There is a likely natural ontological -- but not terminological -- alignment between PTRO:Event and BFO's processes. I'm not going to expand, aside from a top term in that branch, the rest will quickly become a domain ontology concern.
Problems lie with ConceptualEntity -- this is not BFO friendly, it is even sheitan -- IAO, that you cited, might help with a somewhat standard rework, but it can become very tedious. I may have missed some of the fine grained ideas in PTRO, however, it looks like there are serious design issues with this branch of the hierarchy, perhaps even independently of a BFO treatment. For example:
1. PTRO:Domain may be a valid class, but as far as I understand them, the terms underneath ought to be instances (individuals) and not (sub)classes. That is, if the Body Weight Domain is _a_ domain and not a class of domains related to body weight. Because this bit deals with submissions, hence documents, I would approach it using IAO or OBI and define parts of documents and types thereof.
2. Most of the properties have (rdfs:)domain or range 'Subject Unique Identifier'. A subject unique identifier is properly represented as an identifier in PTRO. Yet an identifier has no weight and receives no treatment in the real world. All the properties are therefore misattributed. PTRO ought to represent subjects of procedures -- as individual organisms, human or mice. These ought to have the intended relationships. You can always derive more indirect relationships in terms of associations to or from an ID but it is not the fundamental ontological architecture of this domain.
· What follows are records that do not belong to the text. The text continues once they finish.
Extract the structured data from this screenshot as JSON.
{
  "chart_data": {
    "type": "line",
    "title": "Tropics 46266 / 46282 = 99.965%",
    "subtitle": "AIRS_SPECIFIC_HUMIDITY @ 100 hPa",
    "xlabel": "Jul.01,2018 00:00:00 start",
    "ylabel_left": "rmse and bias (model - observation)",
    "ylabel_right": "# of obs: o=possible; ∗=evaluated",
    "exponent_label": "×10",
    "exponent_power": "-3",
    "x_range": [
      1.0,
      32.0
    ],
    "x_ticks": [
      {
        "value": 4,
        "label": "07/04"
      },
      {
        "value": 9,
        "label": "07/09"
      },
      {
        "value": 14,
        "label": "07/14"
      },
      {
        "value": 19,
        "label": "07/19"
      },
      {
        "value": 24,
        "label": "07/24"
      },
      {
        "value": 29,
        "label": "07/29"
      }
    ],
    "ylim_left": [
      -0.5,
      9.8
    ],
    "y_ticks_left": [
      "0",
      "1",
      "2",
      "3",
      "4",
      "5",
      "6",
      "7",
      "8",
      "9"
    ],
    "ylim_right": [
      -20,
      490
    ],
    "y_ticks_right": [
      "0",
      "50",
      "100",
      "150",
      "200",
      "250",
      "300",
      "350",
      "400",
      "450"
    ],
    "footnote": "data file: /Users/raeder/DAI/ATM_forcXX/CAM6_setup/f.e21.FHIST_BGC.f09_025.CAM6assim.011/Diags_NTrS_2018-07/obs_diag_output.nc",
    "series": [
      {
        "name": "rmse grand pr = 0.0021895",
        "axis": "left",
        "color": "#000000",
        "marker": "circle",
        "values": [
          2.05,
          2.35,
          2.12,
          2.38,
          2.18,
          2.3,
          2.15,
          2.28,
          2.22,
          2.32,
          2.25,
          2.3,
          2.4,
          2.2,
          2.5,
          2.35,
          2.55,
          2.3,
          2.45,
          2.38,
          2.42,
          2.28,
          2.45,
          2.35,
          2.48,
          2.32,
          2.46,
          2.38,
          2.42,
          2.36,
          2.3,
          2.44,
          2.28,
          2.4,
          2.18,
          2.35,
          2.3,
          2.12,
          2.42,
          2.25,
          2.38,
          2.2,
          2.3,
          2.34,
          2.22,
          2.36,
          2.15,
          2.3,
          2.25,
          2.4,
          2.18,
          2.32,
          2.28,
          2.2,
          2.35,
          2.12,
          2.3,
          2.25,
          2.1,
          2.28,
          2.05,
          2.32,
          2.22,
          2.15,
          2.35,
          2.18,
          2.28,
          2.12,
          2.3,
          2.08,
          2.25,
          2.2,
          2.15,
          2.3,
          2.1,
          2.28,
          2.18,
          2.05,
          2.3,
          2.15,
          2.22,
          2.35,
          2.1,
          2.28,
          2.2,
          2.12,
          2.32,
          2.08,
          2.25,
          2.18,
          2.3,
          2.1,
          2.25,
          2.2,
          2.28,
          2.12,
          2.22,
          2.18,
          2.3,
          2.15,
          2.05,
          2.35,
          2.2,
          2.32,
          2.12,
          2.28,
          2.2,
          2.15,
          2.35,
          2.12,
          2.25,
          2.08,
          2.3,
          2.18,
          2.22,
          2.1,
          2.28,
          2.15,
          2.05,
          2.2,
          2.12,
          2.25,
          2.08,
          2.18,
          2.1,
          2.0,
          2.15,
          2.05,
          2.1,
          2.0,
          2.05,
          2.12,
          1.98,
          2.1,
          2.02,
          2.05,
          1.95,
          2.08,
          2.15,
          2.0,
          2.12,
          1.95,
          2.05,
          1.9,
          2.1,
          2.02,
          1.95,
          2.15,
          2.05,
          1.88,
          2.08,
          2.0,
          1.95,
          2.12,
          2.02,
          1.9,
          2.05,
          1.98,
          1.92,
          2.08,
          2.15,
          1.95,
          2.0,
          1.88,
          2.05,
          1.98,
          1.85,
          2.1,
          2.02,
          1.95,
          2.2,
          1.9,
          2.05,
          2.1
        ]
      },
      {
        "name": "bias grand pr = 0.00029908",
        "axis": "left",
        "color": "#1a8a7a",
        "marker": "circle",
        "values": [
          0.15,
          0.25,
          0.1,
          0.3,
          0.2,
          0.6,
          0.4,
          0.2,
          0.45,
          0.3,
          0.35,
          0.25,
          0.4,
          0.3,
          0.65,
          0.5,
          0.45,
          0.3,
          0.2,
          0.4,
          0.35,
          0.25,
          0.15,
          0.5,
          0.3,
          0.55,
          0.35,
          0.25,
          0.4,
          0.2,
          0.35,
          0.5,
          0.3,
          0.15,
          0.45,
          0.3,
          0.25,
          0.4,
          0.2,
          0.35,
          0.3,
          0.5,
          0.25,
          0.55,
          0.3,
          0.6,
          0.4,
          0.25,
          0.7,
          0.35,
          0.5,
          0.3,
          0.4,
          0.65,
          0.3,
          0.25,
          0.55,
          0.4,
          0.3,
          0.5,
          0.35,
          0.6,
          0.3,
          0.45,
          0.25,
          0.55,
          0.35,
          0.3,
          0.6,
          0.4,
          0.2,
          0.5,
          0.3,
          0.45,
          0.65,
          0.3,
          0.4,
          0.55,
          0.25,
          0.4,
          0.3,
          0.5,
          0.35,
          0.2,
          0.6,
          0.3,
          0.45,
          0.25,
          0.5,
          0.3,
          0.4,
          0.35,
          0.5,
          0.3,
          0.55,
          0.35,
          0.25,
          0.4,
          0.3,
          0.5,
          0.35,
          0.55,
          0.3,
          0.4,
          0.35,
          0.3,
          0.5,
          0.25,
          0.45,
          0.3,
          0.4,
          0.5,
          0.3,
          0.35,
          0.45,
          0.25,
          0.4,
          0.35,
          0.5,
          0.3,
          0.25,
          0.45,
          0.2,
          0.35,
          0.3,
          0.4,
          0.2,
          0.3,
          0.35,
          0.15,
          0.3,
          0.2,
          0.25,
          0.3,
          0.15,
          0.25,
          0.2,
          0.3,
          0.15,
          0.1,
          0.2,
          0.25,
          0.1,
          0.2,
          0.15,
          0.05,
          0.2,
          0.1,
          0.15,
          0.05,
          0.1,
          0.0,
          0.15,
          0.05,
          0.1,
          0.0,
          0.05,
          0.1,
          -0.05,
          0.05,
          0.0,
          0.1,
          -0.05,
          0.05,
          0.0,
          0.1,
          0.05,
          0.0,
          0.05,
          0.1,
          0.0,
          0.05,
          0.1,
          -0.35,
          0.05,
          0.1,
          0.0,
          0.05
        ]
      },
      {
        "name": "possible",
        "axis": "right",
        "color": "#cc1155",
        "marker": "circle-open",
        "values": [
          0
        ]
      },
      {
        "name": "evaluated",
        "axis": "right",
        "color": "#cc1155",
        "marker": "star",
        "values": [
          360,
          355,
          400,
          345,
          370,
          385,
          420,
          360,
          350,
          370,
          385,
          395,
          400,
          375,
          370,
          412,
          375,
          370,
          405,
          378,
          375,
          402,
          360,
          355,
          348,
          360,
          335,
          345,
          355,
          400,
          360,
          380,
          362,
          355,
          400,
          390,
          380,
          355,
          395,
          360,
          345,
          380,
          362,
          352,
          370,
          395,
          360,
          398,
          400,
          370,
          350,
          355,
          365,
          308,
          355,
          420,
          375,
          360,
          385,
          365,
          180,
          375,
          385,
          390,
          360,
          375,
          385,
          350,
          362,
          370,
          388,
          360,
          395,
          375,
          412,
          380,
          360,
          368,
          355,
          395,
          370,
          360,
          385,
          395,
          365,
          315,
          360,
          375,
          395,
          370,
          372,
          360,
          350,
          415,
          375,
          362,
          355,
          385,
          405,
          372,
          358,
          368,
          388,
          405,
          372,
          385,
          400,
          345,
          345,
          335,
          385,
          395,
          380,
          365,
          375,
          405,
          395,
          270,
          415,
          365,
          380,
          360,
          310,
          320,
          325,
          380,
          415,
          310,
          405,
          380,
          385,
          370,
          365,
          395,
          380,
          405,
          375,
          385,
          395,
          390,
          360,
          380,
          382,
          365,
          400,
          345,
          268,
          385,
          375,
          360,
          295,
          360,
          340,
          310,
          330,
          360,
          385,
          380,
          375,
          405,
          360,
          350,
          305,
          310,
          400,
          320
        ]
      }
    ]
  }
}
Again, organisms undergo procedures -- both are definable in a BFO style ontology, for which I would suggest OBI (other things exist) -- while the sort of properties identifiers have are such as 'being alphanumeric' or 'being 25 characters long' -- for which, OBI / IAO.
You may wish to do all or some of the following :
1- try matching PTRO and BFO as vocabularies -- not sure what benefit you derive aside from avoiding to use OBO ontologies that may have already done this work.
2- try matching to existing OBO ontologies, giving potentially richer mappings -- for which follow OBO's suggestions and reuse existing mappings
3- rework the ontological backbone of PTRO to make it fit under BFO _as an ontology. The mappings will be built in. Stress test the feasibility and complain when BFO comes short.
4- extend PTRO to make certain definitions explicitly articulated -- possibly, but not necessarily, using other OBO ontologies. The mappings will be either built in or achieved by equivalence, subclass or other more complex means. This may even induce richer terminological mappings, also capitalising on work done in the OBO community.
Hope this helps, I'm sure other people on this list will have more useful insights.